One of the core staples of the past 40 years, and an anchor propping up the dollar’s reserve status, was a global financial system based on the petrodollar. This was a world in which oil producers would sell their product to the US (and the rest of the world) for dollars, which they would then recycle the proceeds of in dollar-denominated assets and, while investing in dollar-denominated markets, explicitly prop up the USD as the world reserve currency.
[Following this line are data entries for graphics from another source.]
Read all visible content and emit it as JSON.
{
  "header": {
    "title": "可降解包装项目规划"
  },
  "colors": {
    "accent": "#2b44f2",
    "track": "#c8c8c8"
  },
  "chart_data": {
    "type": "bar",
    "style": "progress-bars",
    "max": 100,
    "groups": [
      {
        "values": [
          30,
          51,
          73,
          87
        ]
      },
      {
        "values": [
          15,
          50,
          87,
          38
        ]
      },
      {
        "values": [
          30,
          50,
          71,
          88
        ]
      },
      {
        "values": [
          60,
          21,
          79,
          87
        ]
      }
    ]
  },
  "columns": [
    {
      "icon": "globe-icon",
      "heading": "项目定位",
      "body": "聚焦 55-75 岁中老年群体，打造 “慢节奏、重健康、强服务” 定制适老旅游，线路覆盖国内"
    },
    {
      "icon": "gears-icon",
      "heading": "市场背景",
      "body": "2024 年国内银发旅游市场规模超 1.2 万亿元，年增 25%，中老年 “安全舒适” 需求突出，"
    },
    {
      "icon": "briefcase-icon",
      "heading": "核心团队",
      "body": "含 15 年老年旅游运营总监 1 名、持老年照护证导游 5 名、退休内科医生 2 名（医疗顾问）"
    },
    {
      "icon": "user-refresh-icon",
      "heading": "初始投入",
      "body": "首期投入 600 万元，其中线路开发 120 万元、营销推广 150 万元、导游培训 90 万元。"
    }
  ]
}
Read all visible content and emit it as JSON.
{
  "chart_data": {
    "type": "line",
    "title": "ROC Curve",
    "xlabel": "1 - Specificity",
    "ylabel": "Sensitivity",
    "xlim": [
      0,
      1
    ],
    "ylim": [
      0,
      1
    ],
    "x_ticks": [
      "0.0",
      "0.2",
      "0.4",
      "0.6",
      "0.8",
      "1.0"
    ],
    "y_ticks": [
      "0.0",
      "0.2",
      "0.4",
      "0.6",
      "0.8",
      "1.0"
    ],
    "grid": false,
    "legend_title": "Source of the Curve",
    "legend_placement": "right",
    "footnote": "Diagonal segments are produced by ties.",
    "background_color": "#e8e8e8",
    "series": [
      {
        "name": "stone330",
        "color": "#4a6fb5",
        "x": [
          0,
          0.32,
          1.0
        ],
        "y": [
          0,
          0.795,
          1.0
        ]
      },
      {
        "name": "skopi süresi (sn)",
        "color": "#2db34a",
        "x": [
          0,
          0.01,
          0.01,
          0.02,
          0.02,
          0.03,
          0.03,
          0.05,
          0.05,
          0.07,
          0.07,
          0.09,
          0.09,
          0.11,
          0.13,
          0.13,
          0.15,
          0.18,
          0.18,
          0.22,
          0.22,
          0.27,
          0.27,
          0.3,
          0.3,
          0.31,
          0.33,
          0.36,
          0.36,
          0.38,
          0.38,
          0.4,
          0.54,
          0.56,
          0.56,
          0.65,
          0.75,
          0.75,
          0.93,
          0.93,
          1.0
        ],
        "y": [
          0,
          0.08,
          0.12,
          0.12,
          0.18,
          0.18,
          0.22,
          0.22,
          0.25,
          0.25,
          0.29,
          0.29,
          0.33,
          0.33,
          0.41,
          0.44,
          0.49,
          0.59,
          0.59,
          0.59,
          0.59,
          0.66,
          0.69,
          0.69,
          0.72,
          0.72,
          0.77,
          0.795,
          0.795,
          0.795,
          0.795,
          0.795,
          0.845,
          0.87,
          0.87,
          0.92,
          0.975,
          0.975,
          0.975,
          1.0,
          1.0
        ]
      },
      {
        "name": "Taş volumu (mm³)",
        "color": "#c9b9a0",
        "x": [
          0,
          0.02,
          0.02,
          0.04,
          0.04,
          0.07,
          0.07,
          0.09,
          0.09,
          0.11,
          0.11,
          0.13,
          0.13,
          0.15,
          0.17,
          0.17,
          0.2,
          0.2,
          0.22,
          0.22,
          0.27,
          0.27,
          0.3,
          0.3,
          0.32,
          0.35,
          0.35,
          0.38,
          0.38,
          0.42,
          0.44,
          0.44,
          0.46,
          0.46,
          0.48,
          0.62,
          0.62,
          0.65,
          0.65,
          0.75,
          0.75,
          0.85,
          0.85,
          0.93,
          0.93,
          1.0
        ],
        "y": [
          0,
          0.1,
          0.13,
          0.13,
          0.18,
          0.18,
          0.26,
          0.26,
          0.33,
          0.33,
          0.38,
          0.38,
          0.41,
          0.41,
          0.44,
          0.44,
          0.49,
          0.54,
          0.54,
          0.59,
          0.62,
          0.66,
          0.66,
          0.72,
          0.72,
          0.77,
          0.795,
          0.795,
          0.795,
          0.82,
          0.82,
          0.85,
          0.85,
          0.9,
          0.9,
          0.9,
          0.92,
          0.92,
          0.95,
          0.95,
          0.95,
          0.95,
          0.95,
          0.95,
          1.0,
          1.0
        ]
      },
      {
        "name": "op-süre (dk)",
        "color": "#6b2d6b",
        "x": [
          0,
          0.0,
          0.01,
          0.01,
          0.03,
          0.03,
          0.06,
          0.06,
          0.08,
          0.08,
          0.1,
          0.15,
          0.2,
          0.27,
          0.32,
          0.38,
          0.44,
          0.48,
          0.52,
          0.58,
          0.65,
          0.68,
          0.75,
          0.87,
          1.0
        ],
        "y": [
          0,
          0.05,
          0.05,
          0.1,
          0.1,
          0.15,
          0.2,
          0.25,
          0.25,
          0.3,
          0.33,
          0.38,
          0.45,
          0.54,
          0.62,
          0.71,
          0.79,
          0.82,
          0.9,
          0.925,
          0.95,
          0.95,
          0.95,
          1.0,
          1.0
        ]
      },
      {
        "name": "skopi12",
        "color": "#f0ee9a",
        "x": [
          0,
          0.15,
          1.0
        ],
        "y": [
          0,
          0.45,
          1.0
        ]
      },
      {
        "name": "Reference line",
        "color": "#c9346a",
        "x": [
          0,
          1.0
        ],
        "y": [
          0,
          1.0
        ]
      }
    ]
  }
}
All of this would support the standing of the US as the world’s undisputed financial superpower.
One day after we reported that the “UK is asking Saudis for more oil even as MBS invites Xi Jinping to Riyadh to strengthen ties”, the WSJ is out with a blockbuster report, noting that “Saudi Arabia is in active talks with Beijing to price some of its oil sales to China in yuan,” a move that could cripple not only the petrodollar’s dominance of the global petroleum market – something which Zoltan Pozsar predicted in his last note – and mark another shift by the world’s top crude exporter toward Asia, but also a move aimed squarely at the heart of the US financial system which has taken advantage of the dollar’s reserve status by printing as many dollars as needed to fund government spending for the past decade.
According to the report, the talks with China over yuan-priced oil contracts have been off and on for six years but have accelerated this year as the Saudis have grown increasingly unhappy with decades-old U.S. security commitments to defend the kingdom.
The Saudis are angry over the U.S.’s lack of support for their intervention in the Yemen civil war, and over the Biden administration’s attempt to strike a deal with Iran over its nuclear program. Saudi officials have said they were shocked by the precipitous U.S. withdrawal from Afghanistan last year.